US election uncertainty could delay Philippine rate cuts


BY DERCO ROSAL

German financial services giant Deutsche Bank expects the Bangko Sentral ng Pilipinas (BSP) to continue easing gradually but warns that the US presidential election and trade policy changes could delay further rate cuts.

“A key risk to our view is the US presidential election and resultant trade policy outlook, where any market volatility that follows could delay further rate cuts by the BSP,” economists of Deutsche Bank Asia-Pacific (APAC) Research said. 

Observers say the current administration of US President Joseph “Joe” Biden has turned mildly protectionist and this may be continued by his Vice President Kamala Harris in case she wins the presidency as the Democratic Party bet.

Republican Party candidate and former US president Donald J. Trump had also pledged to protect American businesses by slapping higher tariffs on imported goods, especially from China — which could spur inflation in the US.

In its weak-ahead report, the Deutsche Bank reported that the BSP's 25-basis-point cut to six percent met market expectations while noting that inflation risks for 2024 are lower but could rise in 2025-2026 due to potential hikes in electricity rates and minimum wages.

“We expect BSP to continue its path of gradual easing of 25bps for each subsequent meeting, terminal at 5.0 percent by mid-2025, to support domestic demand,” the bank said.

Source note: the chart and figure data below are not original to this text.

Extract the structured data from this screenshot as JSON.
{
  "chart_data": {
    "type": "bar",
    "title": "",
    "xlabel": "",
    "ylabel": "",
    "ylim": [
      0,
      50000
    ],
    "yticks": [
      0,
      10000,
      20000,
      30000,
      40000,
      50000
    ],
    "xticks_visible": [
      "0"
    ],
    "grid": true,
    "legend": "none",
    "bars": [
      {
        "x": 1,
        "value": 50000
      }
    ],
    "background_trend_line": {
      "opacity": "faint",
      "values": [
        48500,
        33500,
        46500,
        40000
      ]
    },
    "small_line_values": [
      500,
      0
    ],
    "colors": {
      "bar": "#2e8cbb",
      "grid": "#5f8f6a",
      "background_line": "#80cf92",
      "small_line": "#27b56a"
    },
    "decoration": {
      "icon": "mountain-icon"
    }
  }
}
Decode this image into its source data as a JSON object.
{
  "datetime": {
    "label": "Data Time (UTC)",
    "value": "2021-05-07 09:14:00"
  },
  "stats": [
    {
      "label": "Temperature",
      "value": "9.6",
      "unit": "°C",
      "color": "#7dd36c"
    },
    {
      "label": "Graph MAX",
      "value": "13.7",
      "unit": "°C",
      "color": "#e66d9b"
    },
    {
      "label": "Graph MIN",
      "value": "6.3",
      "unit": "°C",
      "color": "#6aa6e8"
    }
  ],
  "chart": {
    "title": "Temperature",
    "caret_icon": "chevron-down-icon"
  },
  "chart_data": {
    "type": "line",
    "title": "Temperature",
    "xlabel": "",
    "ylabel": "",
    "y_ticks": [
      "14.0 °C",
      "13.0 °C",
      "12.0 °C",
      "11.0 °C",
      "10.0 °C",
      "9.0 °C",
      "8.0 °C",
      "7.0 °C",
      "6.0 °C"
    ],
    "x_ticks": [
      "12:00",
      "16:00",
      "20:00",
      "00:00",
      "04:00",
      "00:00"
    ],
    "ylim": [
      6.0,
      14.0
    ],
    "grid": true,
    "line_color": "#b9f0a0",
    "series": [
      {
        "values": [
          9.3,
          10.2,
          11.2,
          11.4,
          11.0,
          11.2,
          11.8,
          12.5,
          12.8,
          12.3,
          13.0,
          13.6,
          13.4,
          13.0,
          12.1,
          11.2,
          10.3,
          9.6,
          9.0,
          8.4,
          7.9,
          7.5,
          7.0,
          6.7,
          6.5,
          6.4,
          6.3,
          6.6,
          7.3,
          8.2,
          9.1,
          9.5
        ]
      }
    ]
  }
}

The reason behind this was the BSP’s revision of its 2024 inflation forecast down to 3.1 percent while raising its forecasts for the next two years to 3.3 percent and 3.7 percent, respectively.

Meanwhile, citing consensus forecasts of its panel of economists, Barcelona-based think tank Focus Economics said they expect "over 100 basis points of rate cuts in 2025" on top of the forthcoming reduction in December.

ING analyst Deepali Bhargava said they expect another 25-bp rate cut in December due to low inflation and sluggish gross domestic product (GDP) growth.

“We expect CPI inflation to average 2.9 percent, well below the midpoint of the target band in 2024,” Bhargava said.

“The Philippines should benefit from improving global food supplies and lower rice prices following India’s lifting of its export ban on rice,” the economist also said. 

Bhargava pointed out that the real policy rate, which is over 4 percent, has reached its highest point “at a time when GDP growth is expected to remain below the government’s target.”